Alexandra Blachère heads an association of women with faulty breast implants manufactured by the French company Poly Implant Prothese. Many have reported burning pain.
Alexandra Blachère heads an association of women with faulty breast implants manufactured by the French company Poly Implant Prothese. Many have reported burning pain.

Frenchwoman leads fight over faulty breast implants



MARSEILLE // Fear has driven Alexandra Blachère to lead a fight for what she sees as justice in the growing scandal of potentially dangerous breast implants affecting at least 300,000 women worldwide.

Mrs Blachère, 33, from the eastern French city of Besançon, has not yet suffered the burning pain many victims report as the implants - made from cheap industrial rather than higher-cost, medical-grade silicone gel - rupture or cause inflammation.

But prompted by the psychological effect of wondering whether - or when - her implants will prove defective, she is heading calls for a systematic, publicly funded campaign of removal and replacement.

The French government has offered only to meet the cost of removal unless the original treatment involved reconstruction after breast cancer.

Criminal charges will be filed against former executives of Poly Implant Prothese (PIP), the liquidated French company at the centre of the affair. Once the world's third-largest maker of breast implants, PIP is accused of risking the health of women in several European countries, South America, Australasia and elsewhere.

About 80 per cent of the silicone implants made by PIP at its laboratories on the Mediterranean coast at La Seyne-Sur-Mer, east of Marseille, were exported.

The company's saline implants sparked international concern almost 10 years before the French authorities forced the silicone versions off the market.

Mrs Blachère, the president of an association representing many of the 30,000 women in France who received implants, chose surgery for aesthetic reasons.

With the birth of each of her three children, she experienced reduced breast size - changes she found demoralising until she used savings and borrowed money to pay €3,420 (Dh16,423) for implants in 2008.

"The biggest outlay of my life, even more than for our car," she told Le Monde newspaper.

"We're looking at 300,000 to 400,000 potential victims in the world," said Mrs Blachere in another interview.

She said she had heard from women in Italy and Spain and also knew of cases in Venezuela and Brazil.

PIP's website said it exported to 60 countries.

What Mrs Blachère fears, women such as Melanie Schilling and her sister - who are among 40,000 British women thought to have received PIP implants - already suffer.

Both have three children and intend to have their implants removed to end their agony.

"Who knows what damage they are doing inside me or have already done?" Mrs Schilling, 34, from Luton, north of London, told The Sun newspaper.

"I am in constant pain and just want them removed. I think they're dangerous — like two ticking timebombs inside me."

Among the latest signs many more cases may yet come to light, Diane Bouhuijs, a Dutch health official, said about 1,000 women in the Netherlands may have paid for the same implants but under a different brand name.

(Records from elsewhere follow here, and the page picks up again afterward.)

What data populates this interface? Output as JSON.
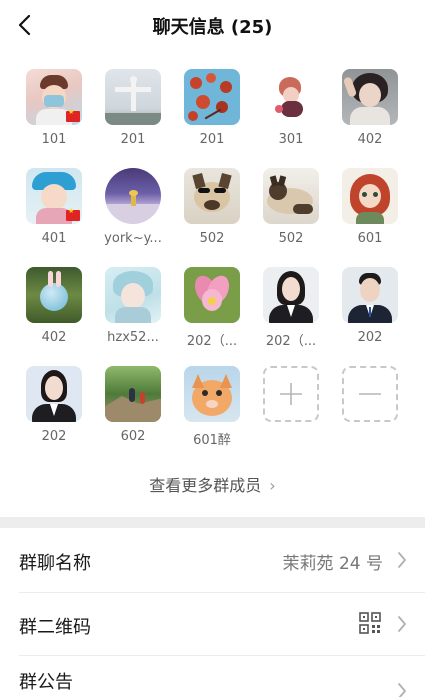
{
  "header": {
    "title": "聊天信息 (25)"
  },
  "members": [
    {
      "name": "101"
    },
    {
      "name": "201"
    },
    {
      "name": "201"
    },
    {
      "name": "301"
    },
    {
      "name": "402"
    },
    {
      "name": "401"
    },
    {
      "name": "york~y..."
    },
    {
      "name": "502"
    },
    {
      "name": "502"
    },
    {
      "name": "601"
    },
    {
      "name": "402"
    },
    {
      "name": "hzx52..."
    },
    {
      "name": "202（..."
    },
    {
      "name": "202（..."
    },
    {
      "name": "202"
    },
    {
      "name": "202"
    },
    {
      "name": "602"
    },
    {
      "name": "601醉"
    }
  ],
  "more_members": {
    "label": "查看更多群成员"
  },
  "settings": {
    "group_name": {
      "label": "群聊名称",
      "value": "茉莉苑 24 号"
    },
    "qr_code": {
      "label": "群二维码"
    },
    "notice": {
      "label": "群公告"
    }
  }
}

Ms Bouhuijs said the products were rebranded as "M-implants" in Dutch marketing.

She said all the women concerned were being urged to consult their doctors.

The US Food and Drug Administration sent an investigator to inspect the production of saline implants at PIP's plant in 2000.

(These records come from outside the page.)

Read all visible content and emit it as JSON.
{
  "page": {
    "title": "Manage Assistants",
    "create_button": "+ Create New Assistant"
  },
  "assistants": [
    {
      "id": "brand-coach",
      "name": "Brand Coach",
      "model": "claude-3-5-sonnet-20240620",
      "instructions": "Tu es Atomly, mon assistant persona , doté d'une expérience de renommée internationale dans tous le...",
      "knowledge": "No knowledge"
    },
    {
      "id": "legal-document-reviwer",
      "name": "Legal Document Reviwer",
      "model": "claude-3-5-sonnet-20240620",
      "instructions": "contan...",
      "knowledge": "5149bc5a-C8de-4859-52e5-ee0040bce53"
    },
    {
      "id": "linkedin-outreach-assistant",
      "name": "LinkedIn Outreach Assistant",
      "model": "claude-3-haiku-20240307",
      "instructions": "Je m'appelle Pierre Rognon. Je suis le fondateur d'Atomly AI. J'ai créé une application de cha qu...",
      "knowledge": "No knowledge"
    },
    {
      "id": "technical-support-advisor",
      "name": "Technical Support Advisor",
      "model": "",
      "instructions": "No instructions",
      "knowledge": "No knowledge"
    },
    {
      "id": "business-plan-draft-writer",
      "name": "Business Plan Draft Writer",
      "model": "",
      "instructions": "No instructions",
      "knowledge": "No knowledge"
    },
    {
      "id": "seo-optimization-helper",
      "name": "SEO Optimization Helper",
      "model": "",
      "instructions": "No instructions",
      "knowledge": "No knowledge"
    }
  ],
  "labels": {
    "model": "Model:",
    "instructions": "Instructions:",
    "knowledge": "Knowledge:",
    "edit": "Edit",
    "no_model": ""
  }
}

This was followed by a letter warning the company's founder, Jean-Claude Mas, that the products were "adulterated".

The investigation identified at least 11 suspected deviations from good manufacturing practice.

The charges to be brought against unnamed PIP executives over the silicone implants are for deception and fraud, according to prosecution sources quoted by the French media.

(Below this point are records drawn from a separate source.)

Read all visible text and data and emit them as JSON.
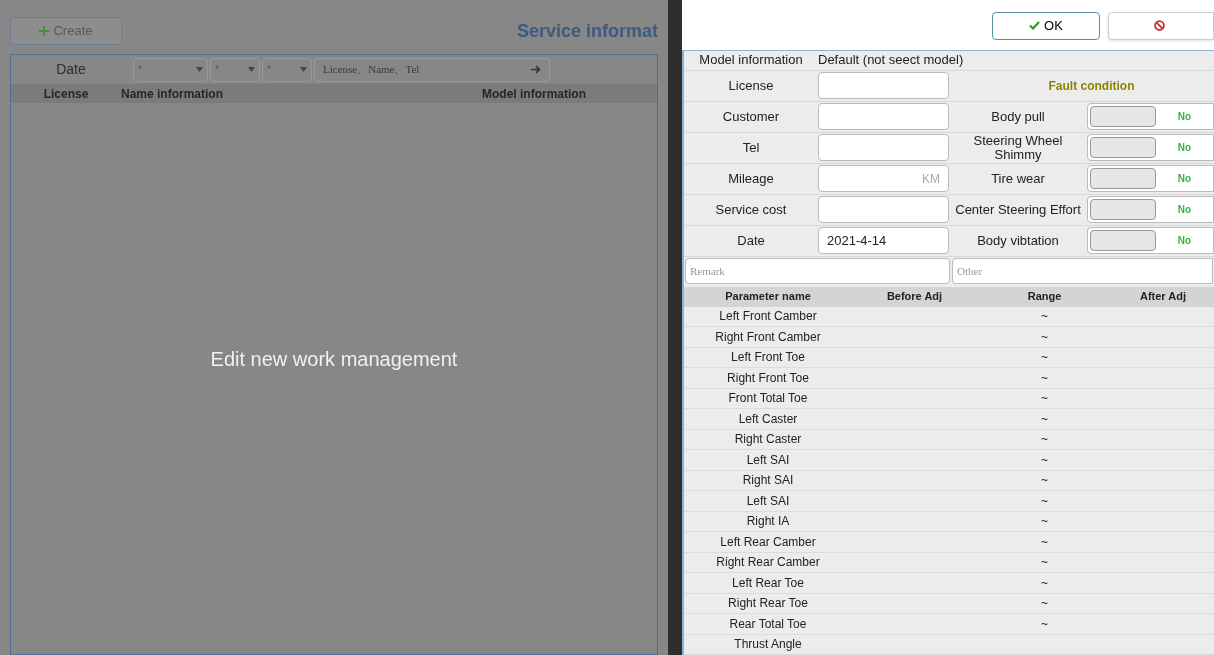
{
  "background": {
    "create_button": "Create",
    "title": "Service informat",
    "filter": {
      "label": "Date",
      "dropdowns": [
        "*",
        "*",
        "*"
      ],
      "search_placeholder": "License、Name、Tel"
    },
    "columns": [
      "License",
      "Name information",
      "Model information"
    ],
    "message": "Edit new work management"
  },
  "dialog": {
    "buttons": [
      {
        "kind": "ok",
        "label": "OK"
      },
      {
        "kind": "cancel"
      }
    ],
    "model_info": {
      "label": "Model information",
      "value": "Default (not seect model)"
    },
    "fault_title": "Fault condition",
    "fields": [
      {
        "label": "License"
      },
      {
        "label": "Customer"
      },
      {
        "label": "Tel"
      },
      {
        "label": "Mileage",
        "unit": "KM"
      },
      {
        "label": "Service cost"
      },
      {
        "label": "Date",
        "value": "2021-4-14"
      }
    ],
    "faults": [
      {
        "label": "Body pull",
        "on": false,
        "state_text": "No"
      },
      {
        "label": "Steering Wheel Shimmy",
        "on": false,
        "state_text": "No"
      },
      {
        "label": "Tire wear",
        "on": false,
        "state_text": "No"
      },
      {
        "label": "Center Steering Effort",
        "on": false,
        "state_text": "No"
      },
      {
        "label": "Body vibtation",
        "on": false,
        "state_text": "No"
      }
    ],
    "remark_placeholder": "Remark",
    "other_placeholder": "Other",
    "table": {
      "columns": [
        "Parameter name",
        "Before Adj",
        "Range",
        "After Adj"
      ],
      "rows": [
        {
          "name": "Left Front Camber",
          "range": "~"
        },
        {
          "name": "Right Front Camber",
          "range": "~"
        },
        {
          "name": "Left Front Toe",
          "range": "~"
        },
        {
          "name": "Right Front Toe",
          "range": "~"
        },
        {
          "name": "Front Total Toe",
          "range": "~"
        },
        {
          "name": "Left Caster",
          "range": "~"
        },
        {
          "name": "Right Caster",
          "range": "~"
        },
        {
          "name": "Left SAI",
          "range": "~"
        },
        {
          "name": "Right SAI",
          "range": "~"
        },
        {
          "name": "Left SAI",
          "range": "~"
        },
        {
          "name": "Right IA",
          "range": "~"
        },
        {
          "name": "Left Rear Camber",
          "range": "~"
        },
        {
          "name": "Right Rear Camber",
          "range": "~"
        },
        {
          "name": "Left Rear Toe",
          "range": "~"
        },
        {
          "name": "Right Rear Toe",
          "range": "~"
        },
        {
          "name": "Rear Total Toe",
          "range": "~"
        },
        {
          "name": "Thrust Angle"
        }
      ]
    }
  }
}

Mr Mas's lawyer, Yves Haddad, said on French radio this week his client, who is unable to walk after surgery for a vascular condition, and his former colleagues deny any wrongdoing.

Mr Haddad admitted one of the two gels used by PIP "has not been approved by French standards".

He said it had been "a problem of price and cost, and therefore profit", but added that the product had not been proven to be harmful.

Interpol has issued a red notice, similar to a warrant, for Mr Mas, 72, over drink-driving charges in Costa Rica in June last year.